The Java Doc shipped with DBSight should have more accurate information. Be sure to check java doc for net.javacoding.xsearch.api.SearchConnection

Submit API

Background

A very common requirement is to search content the user just submitted. Previously DBSight always rely on database scheduled crawler to get new content. So it was impossible to meet this requirement.

Now with this API, when users submit any content, the application can choose to also submit the content to DBSight. It's a simple http call. And the content will be kept in memory for fast search and update. We called this in-memory index as "Buffer Index".

Buffer Index Usage

Send a HTTP Post to DBSight, with a special field called "indexName". For example, if you have an index "books", with fields like "title", "author", "isbn", "price", "publish_date". You can submit it to:

http://localhost:8080/dbsight/submit.do

with parameter and values like

indexName=books
title=Good Book
author=me
isbn=123456789
price=23.99
publish_date=1221968258421                        //this is a value of a date as a number of milliseconds

All unknown columns are skipped.

Data Types

Date,Timestamp

The value should be the number of milliseconds since January 1, 1970, 00:00:00 GMT represented by this date. Usually in java, you can just use

new Date().getTime()

Numbers, Float, Integer, Long

Nothing special here. Just print the numbers to string, for example, 1234567.89

String

Nothing special here.

Buffer Index Life Cycle

Buffer Index hold the data in memory.

When submitting documents, the Primary Key Column is required. When the content with the same primary key value is submitted, the content will be updated.
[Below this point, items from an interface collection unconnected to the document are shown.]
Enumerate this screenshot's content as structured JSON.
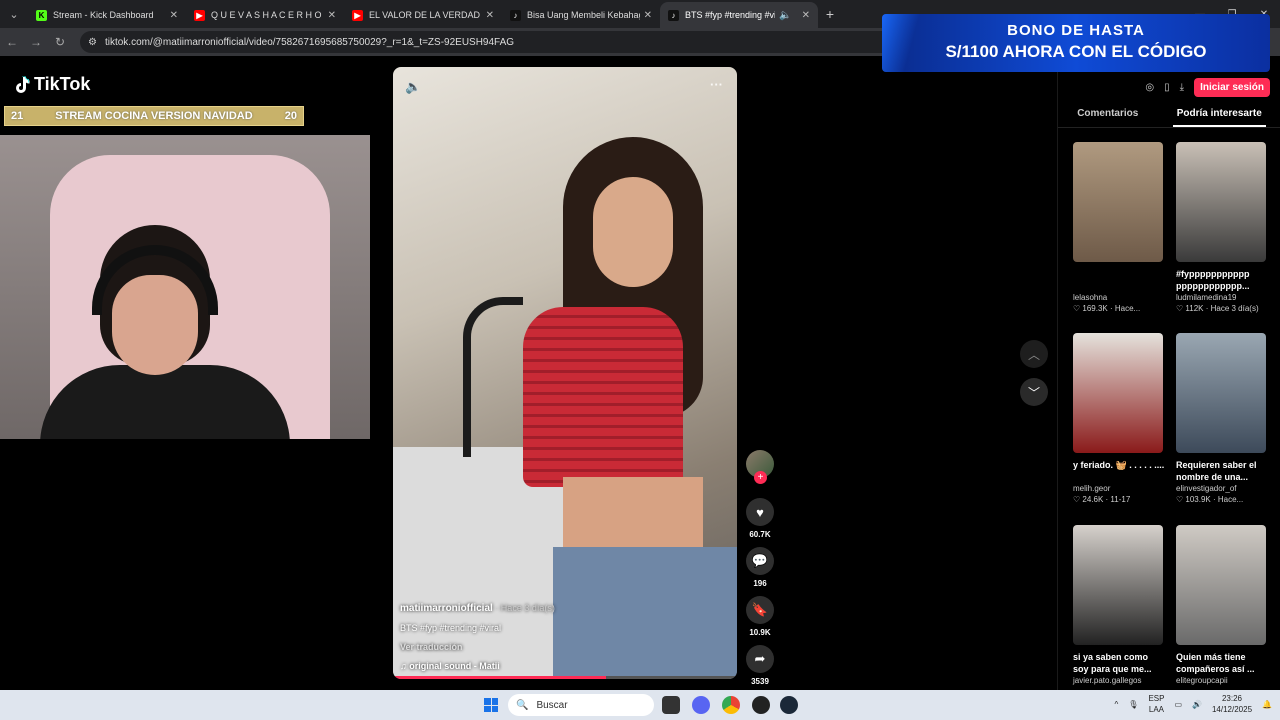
{
  "tabs": [
    {
      "title": "Stream - Kick Dashboard",
      "fav_color": "#53fc18",
      "fav_glyph": "K"
    },
    {
      "title": "Q U E V A S H A C E R H O Y ?",
      "fav_color": "#ff0000",
      "fav_glyph": "▶"
    },
    {
      "title": "EL VALOR DE LA VERDAD DE TI",
      "fav_color": "#ff0000",
      "fav_glyph": "▶"
    },
    {
      "title": "Bisa Uang Membeli Kebahagia",
      "fav_color": "#111111",
      "fav_glyph": "♪"
    },
    {
      "title": "BTS #fyp #trending #viral |",
      "fav_color": "#111111",
      "fav_glyph": "♪"
    }
  ],
  "address": {
    "url": "tiktok.com/@matiimarroniofficial/video/7582671695685750029?_r=1&_t=ZS-92EUSH94FAG"
  },
  "ad": {
    "line1": "BONO DE HASTA",
    "line2": "S/1100 AHORA CON EL CÓDIGO"
  },
  "page": {
    "logo": "TikTok",
    "stream_overlay": {
      "left": "21",
      "title": "STREAM COCINA VERSION NAVIDAD",
      "right": "20"
    },
    "login": "Iniciar sesión"
  },
  "video": {
    "author": "matiimarroniofficial",
    "when": " · Hace 3 día(s)",
    "caption": "BTS #fyp #trending #viral",
    "translate": "Ver traducción",
    "sound": "original sound - Matii",
    "progress": 0.62
  },
  "actions": {
    "likes": "60.7K",
    "comments": "196",
    "saves": "10.9K",
    "shares": "3539"
  },
  "panel_tabs": [
    "Comentarios",
    "Podría interesarte"
  ],
  "recommended": [
    {
      "caption": "",
      "author": "lelasohna",
      "stats": "♡ 169.3K · Hace...",
      "colors": [
        "#b09a80",
        "#6e5a48"
      ]
    },
    {
      "caption": "#fyppppppppppp pppppppppppp...",
      "author": "ludmilamedina19",
      "stats": "♡ 112K · Hace 3 día(s)",
      "colors": [
        "#c9c0b6",
        "#3a3a3a"
      ]
    },
    {
      "caption": "y feriado. 🧺 . . . . . ....",
      "author": "melih.geor",
      "stats": "♡ 24.6K · 11-17",
      "colors": [
        "#e5e2dc",
        "#8a1a1a"
      ]
    },
    {
      "caption": "Requieren saber el nombre de una...",
      "author": "elinvestigador_of",
      "stats": "♡ 103.9K · Hace...",
      "colors": [
        "#9aa7b2",
        "#3d4a5a"
      ]
    },
    {
      "caption": "si ya saben como soy para que me...",
      "author": "javier.pato.gallegos",
      "stats": "",
      "colors": [
        "#d6d1cc",
        "#222222"
      ]
    },
    {
      "caption": "Quien más tiene compañeros así ...",
      "author": "elitegroupcapii",
      "stats": "",
      "colors": [
        "#cfcac4",
        "#6a6a6a"
      ]
    }
  ],
  "taskbar": {
    "search_placeholder": "Buscar",
    "lang1": "ESP",
    "lang2": "LAA",
    "time": "23:26",
    "date": "14/12/2025"
  }
}
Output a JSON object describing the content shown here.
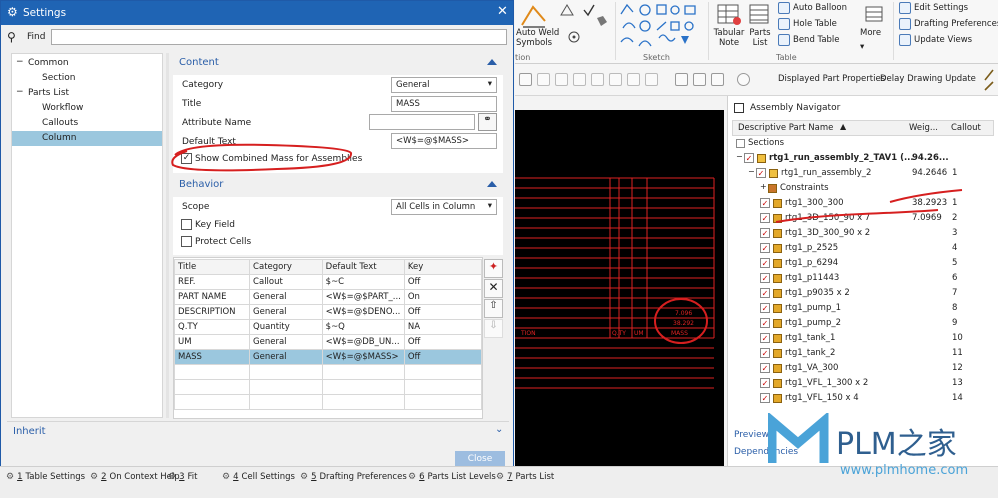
{
  "dialog": {
    "title": "Settings",
    "find_label": "Find",
    "tree": [
      {
        "label": "Common",
        "level": 0,
        "expander": "−"
      },
      {
        "label": "Section",
        "level": 1,
        "expander": ""
      },
      {
        "label": "Parts List",
        "level": 0,
        "expander": "−"
      },
      {
        "label": "Workflow",
        "level": 1,
        "expander": ""
      },
      {
        "label": "Callouts",
        "level": 1,
        "expander": ""
      },
      {
        "label": "Column",
        "level": 1,
        "expander": "",
        "selected": true
      }
    ],
    "inherit_label": "Inherit",
    "close_label": "Close",
    "content": {
      "header": "Content",
      "category_label": "Category",
      "category_value": "General",
      "title_label": "Title",
      "title_value": "MASS",
      "attribute_name_label": "Attribute Name",
      "attribute_name_value": "",
      "default_text_label": "Default Text",
      "default_text_value": "<W$=@$MASS>",
      "show_combined_label": "Show Combined Mass for Assemblies",
      "show_combined_checked": true
    },
    "behavior": {
      "header": "Behavior",
      "scope_label": "Scope",
      "scope_value": "All Cells in Column",
      "key_field_label": "Key Field",
      "protect_cells_label": "Protect Cells"
    },
    "grid": {
      "headers": [
        "Title",
        "Category",
        "Default Text",
        "Key"
      ],
      "rows": [
        [
          "REF.",
          "Callout",
          "$~C",
          "Off"
        ],
        [
          "PART NAME",
          "General",
          "<W$=@$PART_...",
          "On"
        ],
        [
          "DESCRIPTION",
          "General",
          "<W$=@$DENO...",
          "Off"
        ],
        [
          "Q.TY",
          "Quantity",
          "$~Q",
          "NA"
        ],
        [
          "UM",
          "General",
          "<W$=@DB_UN...",
          "Off"
        ],
        [
          "MASS",
          "General",
          "<W$=@$MASS>",
          "Off"
        ]
      ],
      "selected_row": 5
    }
  },
  "ribbon": {
    "auto_weld_symbols": "Auto Weld Symbols",
    "auto_balloon": "Auto Balloon",
    "hole_table": "Hole Table",
    "bend_table": "Bend Table",
    "tabular_note": "Tabular Note",
    "parts_list": "Parts List",
    "more": "More",
    "table_group": "Table",
    "sketch_group": "Sketch",
    "tion_group": "tion",
    "edit_settings": "Edit Settings",
    "drafting_preferences": "Drafting Preferences",
    "update_views": "Update Views"
  },
  "toolbar2": {
    "displayed_part_properties": "Displayed Part Properties",
    "delay_drawing_update": "Delay Drawing Update"
  },
  "navigator": {
    "title": "Assembly Navigator",
    "columns": [
      "Descriptive Part Name",
      "Weig...",
      "Callout"
    ],
    "rows": [
      {
        "name": "Sections",
        "weight": "",
        "callout": "",
        "indent": 0,
        "kind": "folder"
      },
      {
        "name": "rtg1_run_assembly_2_TAV1 (...",
        "weight": "94.26...",
        "callout": "",
        "indent": 0,
        "kind": "asm",
        "bold": true
      },
      {
        "name": "rtg1_run_assembly_2",
        "weight": "94.2646",
        "callout": "1",
        "indent": 1,
        "kind": "asm"
      },
      {
        "name": "Constraints",
        "weight": "",
        "callout": "",
        "indent": 2,
        "kind": "constraints"
      },
      {
        "name": "rtg1_300_300",
        "weight": "38.2923",
        "callout": "1",
        "indent": 2,
        "kind": "part"
      },
      {
        "name": "rtg1_3D_150_90 x 7",
        "weight": "7.0969",
        "callout": "2",
        "indent": 2,
        "kind": "part"
      },
      {
        "name": "rtg1_3D_300_90 x 2",
        "weight": "",
        "callout": "3",
        "indent": 2,
        "kind": "part"
      },
      {
        "name": "rtg1_p_2525",
        "weight": "",
        "callout": "4",
        "indent": 2,
        "kind": "part"
      },
      {
        "name": "rtg1_p_6294",
        "weight": "",
        "callout": "5",
        "indent": 2,
        "kind": "part"
      },
      {
        "name": "rtg1_p11443",
        "weight": "",
        "callout": "6",
        "indent": 2,
        "kind": "part"
      },
      {
        "name": "rtg1_p9035 x 2",
        "weight": "",
        "callout": "7",
        "indent": 2,
        "kind": "part"
      },
      {
        "name": "rtg1_pump_1",
        "weight": "",
        "callout": "8",
        "indent": 2,
        "kind": "part"
      },
      {
        "name": "rtg1_pump_2",
        "weight": "",
        "callout": "9",
        "indent": 2,
        "kind": "part"
      },
      {
        "name": "rtg1_tank_1",
        "weight": "",
        "callout": "10",
        "indent": 2,
        "kind": "part"
      },
      {
        "name": "rtg1_tank_2",
        "weight": "",
        "callout": "11",
        "indent": 2,
        "kind": "part"
      },
      {
        "name": "rtg1_VA_300",
        "weight": "",
        "callout": "12",
        "indent": 2,
        "kind": "part"
      },
      {
        "name": "rtg1_VFL_1_300 x 2",
        "weight": "",
        "callout": "13",
        "indent": 2,
        "kind": "part"
      },
      {
        "name": "rtg1_VFL_150 x 4",
        "weight": "",
        "callout": "14",
        "indent": 2,
        "kind": "part"
      }
    ],
    "preview_label": "Preview",
    "dependencies_label": "Dependencies"
  },
  "statusbar": [
    {
      "key": "1",
      "label": "Table Settings"
    },
    {
      "key": "2",
      "label": "On Context Help"
    },
    {
      "key": "3",
      "label": "Fit"
    },
    {
      "key": "4",
      "label": "Cell Settings"
    },
    {
      "key": "5",
      "label": "Drafting Preferences"
    },
    {
      "key": "6",
      "label": "Parts List Levels"
    },
    {
      "key": "7",
      "label": "Parts List"
    }
  ],
  "graphic": {
    "label_tion": "TION",
    "label_qty": "Q.TY",
    "label_um": "UM",
    "label_mass": "MASS",
    "value_a": "7.096",
    "value_b": "38.292"
  },
  "watermark": {
    "brand": "PLM之家",
    "url": "www.plmhome.com"
  }
}
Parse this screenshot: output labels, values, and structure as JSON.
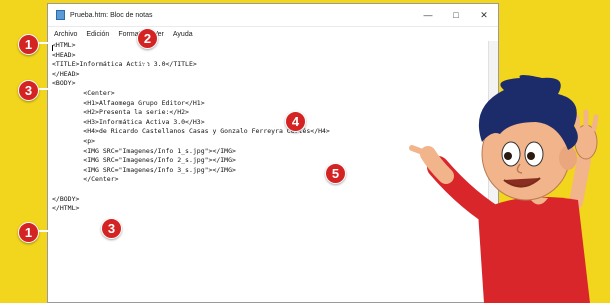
{
  "window": {
    "title": "Prueba.htm: Bloc de notas",
    "controls": {
      "minimize": "—",
      "maximize": "□",
      "close": "✕"
    }
  },
  "menu": [
    "Archivo",
    "Edición",
    "Formato",
    "Ver",
    "Ayuda"
  ],
  "code_lines": [
    "<HTML>",
    "<HEAD>",
    "<TITLE>Informática Activa 3.0</TITLE>",
    "</HEAD>",
    "<BODY>",
    "        <Center>",
    "        <H1>Alfaomega Grupo Editor</H1>",
    "        <H2>Presenta la serie:</H2>",
    "        <H3>Informática Activa 3.0</H3>",
    "        <H4>de Ricardo Castellanos Casas y Gonzalo Ferreyra Cortés</H4>",
    "        <p>",
    "        <IMG SRC=\"Imagenes/Info 1_s.jpg\"></IMG>",
    "        <IMG SRC=\"Imagenes/Info 2_s.jpg\"></IMG>",
    "        <IMG SRC=\"Imagenes/Info 3_s.jpg\"></IMG>",
    "        </Center>",
    "",
    "</BODY>",
    "</HTML>"
  ],
  "markers": {
    "m1_top": "1",
    "m2": "2",
    "m3_top": "3",
    "m4": "4",
    "m5": "5",
    "m1_bottom": "1",
    "m3_bottom": "3"
  },
  "colors": {
    "marker": "#d42323",
    "background": "#f2d51d"
  }
}
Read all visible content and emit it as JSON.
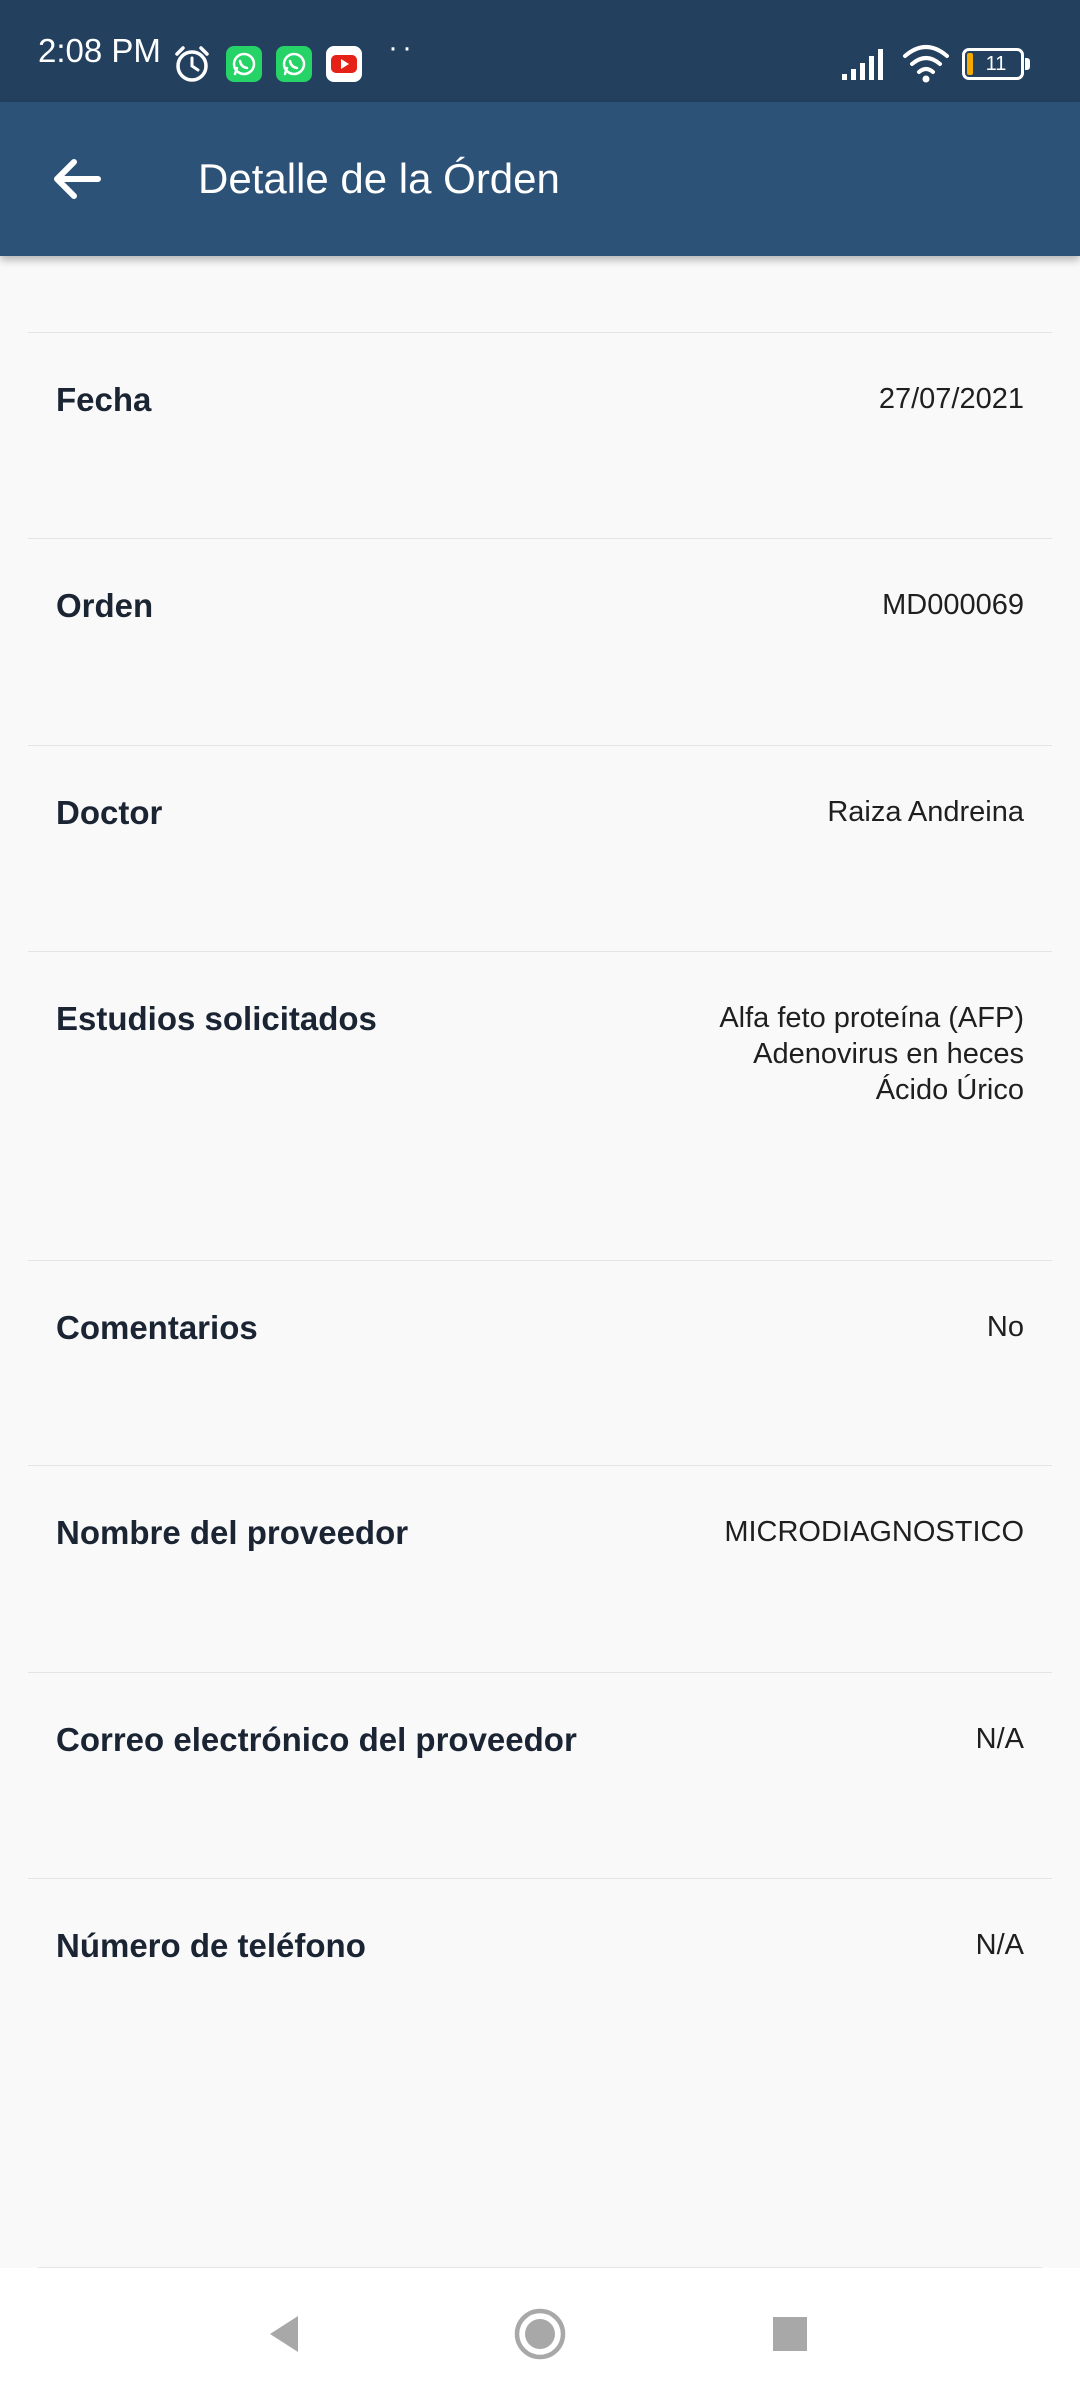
{
  "status_bar": {
    "time": "2:08 PM",
    "battery_level": "11",
    "icons": [
      "alarm-icon",
      "whatsapp-icon",
      "whatsapp-icon",
      "youtube-icon",
      "signal-icon",
      "wifi-icon",
      "battery-icon"
    ]
  },
  "header": {
    "title": "Detalle de la Órden"
  },
  "details": {
    "fecha_label": "Fecha",
    "fecha_value": "27/07/2021",
    "orden_label": "Orden",
    "orden_value": "MD000069",
    "doctor_label": "Doctor",
    "doctor_value": "Raiza Andreina",
    "estudios_label": "Estudios solicitados",
    "estudios_values": [
      "Alfa feto proteína (AFP)",
      "Adenovirus en heces",
      "Ácido Úrico"
    ],
    "comentarios_label": "Comentarios",
    "comentarios_value": "No",
    "proveedor_label": "Nombre del proveedor",
    "proveedor_value": "MICRODIAGNOSTICO",
    "correo_label": "Correo electrónico del proveedor",
    "correo_value": "N/A",
    "telefono_label": "Número de teléfono",
    "telefono_value": "N/A"
  },
  "colors": {
    "status_bar": "#23405f",
    "app_bar": "#2d5278",
    "background": "#f9f9f9",
    "whatsapp": "#25d366",
    "youtube": "#e62117"
  }
}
The other submitted fields will be updated, and the rest fields will be kept the same.

When a scheduled incremental or re-create indexing is finished, the buffer index will be discarded since it has all the duplicated documents in the newly created index. It has several advantages:

  1. Developers don't need to solely rely on the flimsy HTTP call. Just submit it and forget about it. Retrying logic is not really needed, and no need to possibly slowing down the whole application.
  2. If DBSight needs to shut down for maintenance. There will be minimal impact. Quite likely only the user himself/herself will try to search the document just submitted.

DBSight can always use the robust database crawling to retrieve the right content.

If you want to use API to submit content and want to keep buffer index content without another indexing on database, you can schedule an "Index API Submissions" job. This would merge the buffer index data into the index on disk. Here isis how it works:

  1. When submitting content via API, the content is not only indexed into buffer index in memory, but also stored on disk.
  2. When the "Index API Submissions" job runs, the on-disk content is indexed again and merged into the on-disk index.

Current Buffern Index Limitation

The content submitted via this API currently is not included in narrowBy(facet search) results.